Ludwigsburg will für Tagestouristen interessanter werden

Bietigheimer Zeitung Uwe Roth 11.12.2017

Der Eigenbetrieb Tourismus & Events in Ludwigsburg stellte seine Pläne für 2018 vor. Stadt subventioniert mit Millionenbeträgen. Größte Sorge ist Auslastung der Veranstaltungshallen.

Ludwigsburg. Mario Kreh findet, Ludwigsburg könnte etwas mehr Tagestouristen vertragen – vor allem an den Wochenenden. An denen seien beispielsweise die Hotels der Stadt im Gegensatz zu den Werktagen schlecht ausgelastet, sagte der Geschäftsführer des städtischen Eigenbetriebs Tourismus & Events am Freitag im Rathaus bei der Vorstellung des Wirtschaftsplans fürs nächste Jahr.
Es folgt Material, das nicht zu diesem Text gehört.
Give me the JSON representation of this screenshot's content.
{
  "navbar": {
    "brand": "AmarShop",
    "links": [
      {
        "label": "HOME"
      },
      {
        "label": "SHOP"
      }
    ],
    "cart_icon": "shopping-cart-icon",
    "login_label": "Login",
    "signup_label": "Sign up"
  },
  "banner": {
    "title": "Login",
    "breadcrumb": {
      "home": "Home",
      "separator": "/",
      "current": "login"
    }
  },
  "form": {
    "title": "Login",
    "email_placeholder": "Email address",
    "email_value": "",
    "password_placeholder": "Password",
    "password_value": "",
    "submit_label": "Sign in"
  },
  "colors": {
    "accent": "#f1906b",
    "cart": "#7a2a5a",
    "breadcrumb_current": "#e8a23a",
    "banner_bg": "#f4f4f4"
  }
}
Deswegen will Kreh die Marke Ludwigsburg weiter entwickeln und ein Tourismuskonzept erarbeiten lassen. Darin sollen dann Vorschläge stehen, wie man beispielsweise Schlosstouristen in die barocke Innenstadt locken könnte. Im Moment passiert eher das Gegenteil: Die Busse spucken auf dem Schlosshof die Reisenden aus. Nach einer Führung steigen sie wieder ein, um an einem Tag möglichst viele Sehenswürdigkeiten abhaken zu können. Die Ludwigsburger Gastronomie und der Einzelhandel haben das Nachsehen. Auch für Senioren soll die Stadt als Tagesziel interessanter werden.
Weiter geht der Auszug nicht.